The first improvement on the primitive arched bow was to provide some sort of handle in a straight line with the hair or string of the bow, such as is shown in the MS. translation of the Psalms by Labeo Notker, late 10th century, in the University library, Leipzig.[14] The length of the handle was often greatly exaggerated, perhaps by the fancy of the artist. Another handle (see Bodleian Library MS., N.E.D. 2, 12th century) was in the form of a hilt with a knob, possibly a screw-nut, in which the arched stick and the hair were both fixed. The first development of importance influencing the technique of stringed instruments was the attempt to find some device for controlling the tension of the hair. The contrivance known as crémaillère, which was the first step in this direction, seems to have been foreshadowed in the bows drawn in a quaint MS. of the 14th century in the British Museum (Sloane 3983, fol. 43 and 13) on astronomy. Forming an obtuse angle with the handle of the bow is a contrivance shaped like a spear-head which presumably served some useful purpose; if it had notches (which would be too small to show in the drawing), and the hair of the bow was finished with a loop, then we have here an early example of a device for controlling the tension. Another bow in the same MS. has two round knobs on the stick which may be assumed to have served the same purpose.

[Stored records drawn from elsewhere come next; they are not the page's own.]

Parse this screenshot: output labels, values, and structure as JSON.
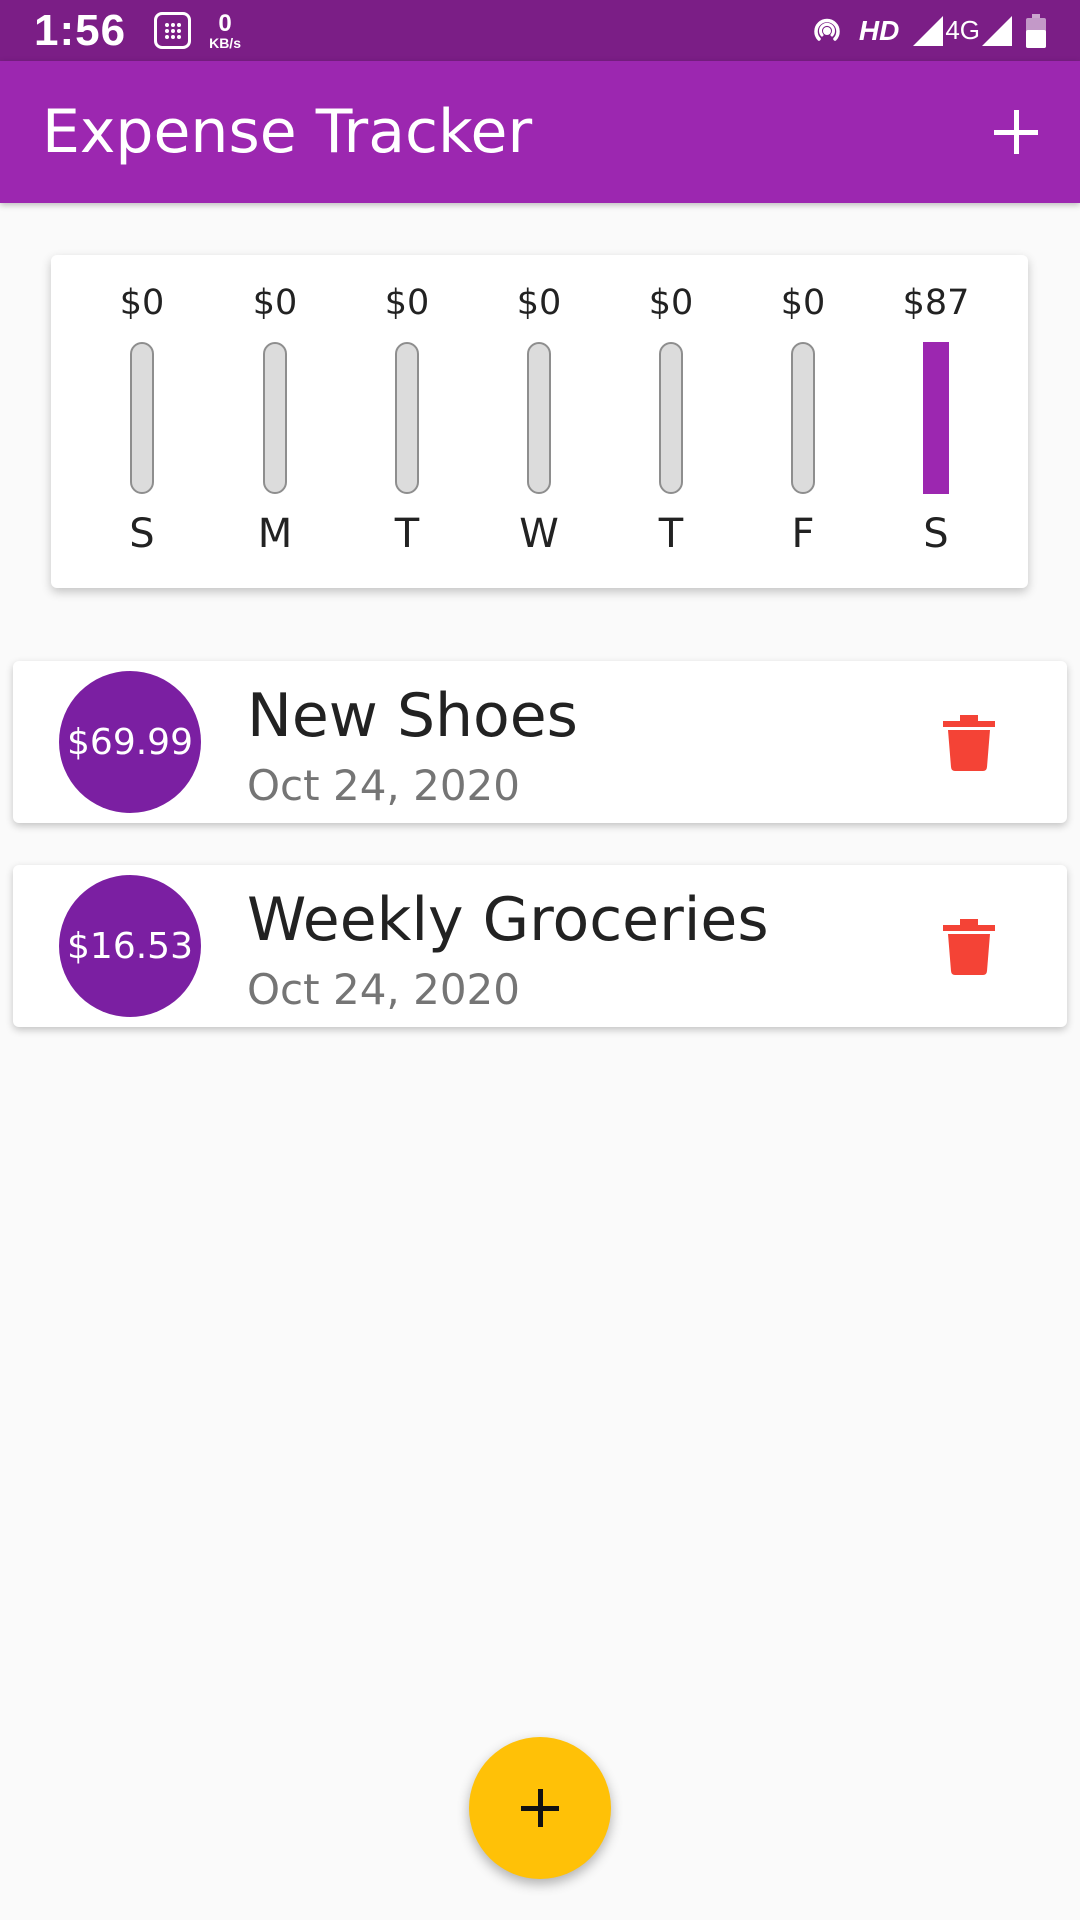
{
  "status_bar": {
    "time": "1:56",
    "speed_value": "0",
    "speed_unit": "KB/s",
    "hd_label": "HD",
    "network_label": "4G",
    "icons": [
      "calculator-icon",
      "hotspot-icon",
      "signal-icon",
      "battery-icon"
    ]
  },
  "app_bar": {
    "title": "Expense Tracker",
    "add_icon": "plus-icon"
  },
  "chart_data": {
    "type": "bar",
    "categories": [
      "S",
      "M",
      "T",
      "W",
      "T",
      "F",
      "S"
    ],
    "amount_labels": [
      "$0",
      "$0",
      "$0",
      "$0",
      "$0",
      "$0",
      "$87"
    ],
    "values": [
      0,
      0,
      0,
      0,
      0,
      0,
      86.52
    ],
    "fill_fraction": [
      0,
      0,
      0,
      0,
      0,
      0,
      1
    ],
    "colors": {
      "fill": "#9c27b0",
      "track": "#dcdcdc"
    }
  },
  "transactions": [
    {
      "amount": "$69.99",
      "title": "New Shoes",
      "date": "Oct 24, 2020",
      "delete_icon": "trash-icon"
    },
    {
      "amount": "$16.53",
      "title": "Weekly Groceries",
      "date": "Oct 24, 2020",
      "delete_icon": "trash-icon"
    }
  ],
  "fab": {
    "icon": "plus-icon",
    "color": "#ffc107"
  },
  "colors": {
    "primary": "#9c27b0",
    "primary_dark": "#7b1e86",
    "accent": "#ffc107",
    "delete": "#f44336"
  }
}
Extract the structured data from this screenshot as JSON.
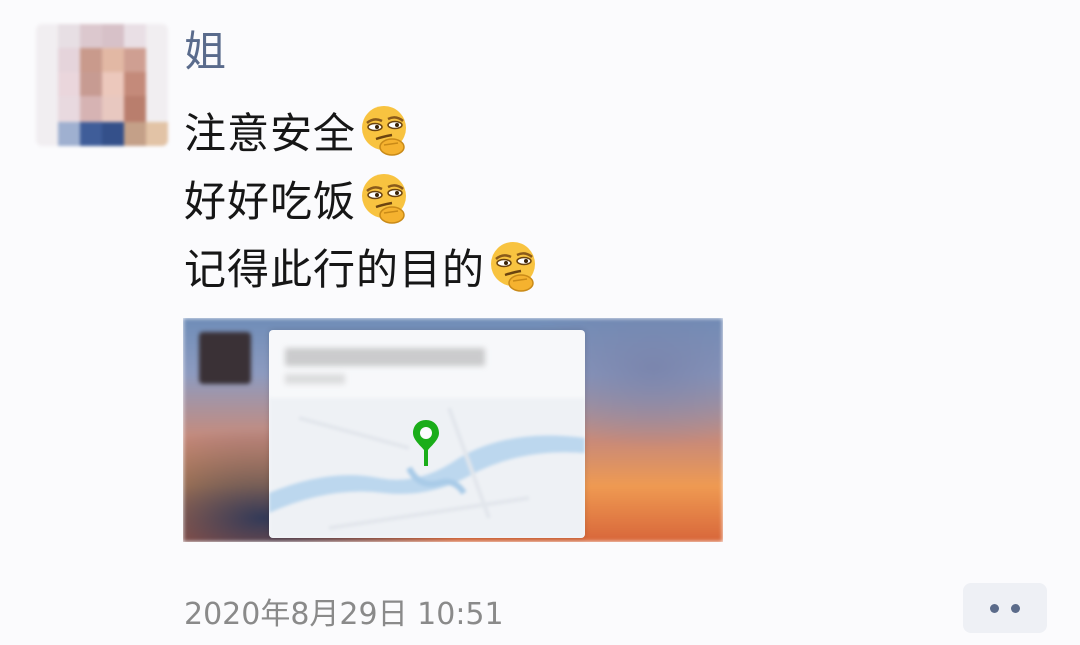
{
  "message": {
    "sender": "姐",
    "lines": [
      {
        "text": "注意安全",
        "emoji": "smirk-emoji"
      },
      {
        "text": "好好吃饭",
        "emoji": "smirk-emoji"
      },
      {
        "text": "记得此行的目的",
        "emoji": "smirk-emoji"
      }
    ],
    "attachment": {
      "type": "location-card",
      "icon": "map-pin-icon",
      "pin_color": "#1aad19"
    },
    "timestamp": "2020年8月29日 10:51"
  },
  "actions": {
    "more_icon": "more-dots-icon"
  },
  "colors": {
    "background": "#fbfbfd",
    "sender_name": "#5a6b8c",
    "timestamp": "#8a8a8a",
    "more_button_bg": "#eef0f5"
  }
}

A very early example of the crémaillère bow (fig. 1) occurs on a carved ivory plate ornamenting the binding of the fine Carolingian MS. Psalter of Lothair (A.D. 825), for some time known as the Ellis and White Psalter, but now in the library of Sir Thomas Brooke at Armitage Bridge House. The carved figure of King David, assigned from its characteristic pose and the treatment of the drapery to the 11th century, holds a stringed instrument, a rotta of peculiar shape, which occurs twice in other Carolingian MSS.[15] of the 9th century, but copied here without understanding, as though it were a lyre with many strings. The artist has added a bow with crémaillère attachment, which is startling if the carving be accurately placed in the 11th century. The earliest representation of a crémaillère bow, with this exception, dates from the 15th century, according to Viollet-le-Duc, who merely states that it was copied from a painting.[16] Fétis (op. cit. p. 117) figures a crémaillère bow which he styles “Bassani, 1680.” Sebastian Virdung draws a bow for a tromba marina, with the hair and stick bound together with waxed cord. The hair appears to be kept more or less tense by means of a wedge of wood or other material forced in between stick and hair, the latter bulging slightly at this point like the string of an archery bow when the arrow is in position; this contrivance may be due to the fancy of the artist.

Drawn from bows the property of William E. Hill & Sons.
Fig. 2.—A, B, Tartini Bows; C, Tourte Bow.

The invention of a movable nut propelled by a screw is ascribed to the elder Tourte (fig. 2); had we not this information on the best authority (Vuillaume and Fétis), it might be imagined that some of the bows figured by Mersenne,[17] e.g. the bass viol bow KL (p. 184), and another KLM (p. 192), had a movable nut and screw; the nut is clearly drawn astride the stick as in the modern bow. Mersenne explains (p. 178) the construction of the bow, which consists of three parts: the bois, bâton or brin, the soye, and the demi-roüe or hausse. The term “half-wheel” clearly indicates that the base of the nut was cut round so as to fit round the stick. In the absence of any allusion to such ingenious mechanism as that of screw and nut, we must infer that the drawing is misleading and that the very decided button was only meant for an ornamental finish to the stick. We are informed further that la soye was in reality hairs from the horse or some other animal, of which from 80 to 100 were used for each bow. The up-stroke of the bow was used on the weak beats, 2, 4, 6, 8, and the down-stroke on the strong beats, 1, 3, 5, 7 (p. 185). The same practice prevailed in England in 1667, when Christopher Simpson wrote the Division Viol. He gives information concerning the construction of the bow in these words: “the viol-bow for division should be stiff but not heavy. The length (betwixt the two places where the hairs are fastened at each end) about seven-and-twenty inches. The nut should be short, the height of it about a finger’s breadth or a little more” (p. 2).